Red Roses, Red Dinner


Andy’s birthday was marked with this beautiful bouquet of red roses from our friends JoAnn, Wally, Carolyn, Laurie, Ali, & Kim ~ and a dinner cooked by yours truly.

The simple pepperoni Italian sauce was a variation on a basic tomato sauce recipe taught to me by an Italian friend almost fifteen years ago. It’s something I used to cook whenever I felt down, and was the first dish I ever made for Andy. Here it is, in rough form:

Pepperoni Sauce with Rigatoni
Splash of olive oil
2 large cloves garlic, chopped finely
1 pepperoni stick, casing removed and chopped into bite size half-moon pieces
2 cans crushed tomatoes
1 small can tomato paste
3/4 cup water
1 Tbsp.

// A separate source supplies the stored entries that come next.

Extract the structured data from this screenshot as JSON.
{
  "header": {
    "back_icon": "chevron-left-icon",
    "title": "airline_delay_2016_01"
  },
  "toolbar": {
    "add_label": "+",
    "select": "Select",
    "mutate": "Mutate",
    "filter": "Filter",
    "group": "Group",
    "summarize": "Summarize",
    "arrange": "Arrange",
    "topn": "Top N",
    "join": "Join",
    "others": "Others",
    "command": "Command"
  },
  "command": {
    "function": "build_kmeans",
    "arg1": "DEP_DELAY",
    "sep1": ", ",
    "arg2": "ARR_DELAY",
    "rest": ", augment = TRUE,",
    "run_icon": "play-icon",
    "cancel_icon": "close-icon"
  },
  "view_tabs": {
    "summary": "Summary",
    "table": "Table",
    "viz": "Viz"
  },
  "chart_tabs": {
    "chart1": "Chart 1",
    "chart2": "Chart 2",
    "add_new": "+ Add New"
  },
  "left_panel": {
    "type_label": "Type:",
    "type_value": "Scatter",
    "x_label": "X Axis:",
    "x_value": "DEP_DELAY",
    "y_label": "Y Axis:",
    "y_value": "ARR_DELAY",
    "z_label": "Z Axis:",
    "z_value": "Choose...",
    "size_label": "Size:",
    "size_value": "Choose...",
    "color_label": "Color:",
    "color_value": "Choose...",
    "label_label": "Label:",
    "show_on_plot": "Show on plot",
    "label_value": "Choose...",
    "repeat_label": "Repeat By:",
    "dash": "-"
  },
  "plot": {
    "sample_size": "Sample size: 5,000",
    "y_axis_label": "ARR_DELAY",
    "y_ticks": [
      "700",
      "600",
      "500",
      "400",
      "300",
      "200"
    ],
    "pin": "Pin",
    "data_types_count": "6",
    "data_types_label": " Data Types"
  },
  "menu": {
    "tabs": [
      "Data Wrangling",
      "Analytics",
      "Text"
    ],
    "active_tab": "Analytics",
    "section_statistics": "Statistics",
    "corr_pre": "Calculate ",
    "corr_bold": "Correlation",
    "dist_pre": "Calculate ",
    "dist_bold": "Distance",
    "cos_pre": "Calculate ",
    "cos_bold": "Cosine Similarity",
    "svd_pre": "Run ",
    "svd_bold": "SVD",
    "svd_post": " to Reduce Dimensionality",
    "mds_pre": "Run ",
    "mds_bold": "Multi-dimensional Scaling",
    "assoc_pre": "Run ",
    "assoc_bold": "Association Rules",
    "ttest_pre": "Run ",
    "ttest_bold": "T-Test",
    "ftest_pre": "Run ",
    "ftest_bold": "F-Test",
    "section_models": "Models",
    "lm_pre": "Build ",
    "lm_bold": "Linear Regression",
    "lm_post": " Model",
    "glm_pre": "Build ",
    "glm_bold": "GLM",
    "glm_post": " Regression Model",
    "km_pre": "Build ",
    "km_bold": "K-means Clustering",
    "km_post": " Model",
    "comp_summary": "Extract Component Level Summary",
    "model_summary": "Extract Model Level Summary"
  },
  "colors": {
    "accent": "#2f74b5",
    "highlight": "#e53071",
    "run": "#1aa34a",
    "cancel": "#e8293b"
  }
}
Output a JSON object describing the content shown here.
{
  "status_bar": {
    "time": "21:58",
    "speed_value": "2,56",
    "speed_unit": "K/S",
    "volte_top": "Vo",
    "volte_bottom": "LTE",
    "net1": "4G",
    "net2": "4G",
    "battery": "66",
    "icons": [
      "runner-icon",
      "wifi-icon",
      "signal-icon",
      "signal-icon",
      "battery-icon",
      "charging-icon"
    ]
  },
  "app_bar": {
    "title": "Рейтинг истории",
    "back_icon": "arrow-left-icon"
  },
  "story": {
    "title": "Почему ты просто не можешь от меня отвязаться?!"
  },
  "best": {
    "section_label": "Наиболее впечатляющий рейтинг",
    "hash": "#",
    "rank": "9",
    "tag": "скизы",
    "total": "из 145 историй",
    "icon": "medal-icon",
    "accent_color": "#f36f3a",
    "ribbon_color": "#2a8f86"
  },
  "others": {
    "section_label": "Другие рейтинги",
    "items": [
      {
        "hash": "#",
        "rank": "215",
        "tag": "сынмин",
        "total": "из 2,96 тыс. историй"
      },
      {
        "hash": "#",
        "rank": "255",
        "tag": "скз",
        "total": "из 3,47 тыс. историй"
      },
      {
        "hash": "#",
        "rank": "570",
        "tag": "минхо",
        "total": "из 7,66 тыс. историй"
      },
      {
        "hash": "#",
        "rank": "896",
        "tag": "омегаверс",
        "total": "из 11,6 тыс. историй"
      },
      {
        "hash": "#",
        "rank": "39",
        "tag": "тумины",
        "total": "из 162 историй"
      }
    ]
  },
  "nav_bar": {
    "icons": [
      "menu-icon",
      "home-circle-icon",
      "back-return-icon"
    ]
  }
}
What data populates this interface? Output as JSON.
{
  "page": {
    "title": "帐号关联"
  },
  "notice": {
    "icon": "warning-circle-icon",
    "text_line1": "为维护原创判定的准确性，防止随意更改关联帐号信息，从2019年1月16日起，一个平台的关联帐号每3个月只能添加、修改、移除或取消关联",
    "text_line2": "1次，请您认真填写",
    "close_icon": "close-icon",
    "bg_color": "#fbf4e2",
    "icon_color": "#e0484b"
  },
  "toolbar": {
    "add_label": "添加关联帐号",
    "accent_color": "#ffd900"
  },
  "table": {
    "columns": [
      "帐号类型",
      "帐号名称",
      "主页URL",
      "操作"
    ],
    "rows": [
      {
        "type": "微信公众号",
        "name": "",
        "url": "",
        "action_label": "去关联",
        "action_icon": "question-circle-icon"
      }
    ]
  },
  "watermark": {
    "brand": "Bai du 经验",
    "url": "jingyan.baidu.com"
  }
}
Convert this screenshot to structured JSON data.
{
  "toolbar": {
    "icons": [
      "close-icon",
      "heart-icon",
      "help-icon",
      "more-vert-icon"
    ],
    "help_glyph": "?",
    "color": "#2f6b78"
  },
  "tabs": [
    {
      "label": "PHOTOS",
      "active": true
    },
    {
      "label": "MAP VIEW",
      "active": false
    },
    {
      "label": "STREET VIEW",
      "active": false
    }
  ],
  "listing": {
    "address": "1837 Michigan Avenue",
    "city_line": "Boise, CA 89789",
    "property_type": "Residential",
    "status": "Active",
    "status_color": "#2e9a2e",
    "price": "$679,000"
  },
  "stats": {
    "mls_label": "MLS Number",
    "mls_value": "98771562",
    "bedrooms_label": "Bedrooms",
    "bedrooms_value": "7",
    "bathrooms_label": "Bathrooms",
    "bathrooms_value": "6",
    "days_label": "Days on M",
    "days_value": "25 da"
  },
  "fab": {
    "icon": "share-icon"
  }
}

Italian seasoning
2 Tbsp. brown sugar
1 small bottle capers, drained
In large pot, heat oil and saute the garlic briefly. Add pepperoni and cook for about five minutes, until deep red in color. Add crushed tomatoes, tomato paste, water, seasoning, and brown sugar. Stir in capers. Bring to boil, then reduce heat and simmer for an hour or two until desired thickness. Serve with rigatoni or other pasta.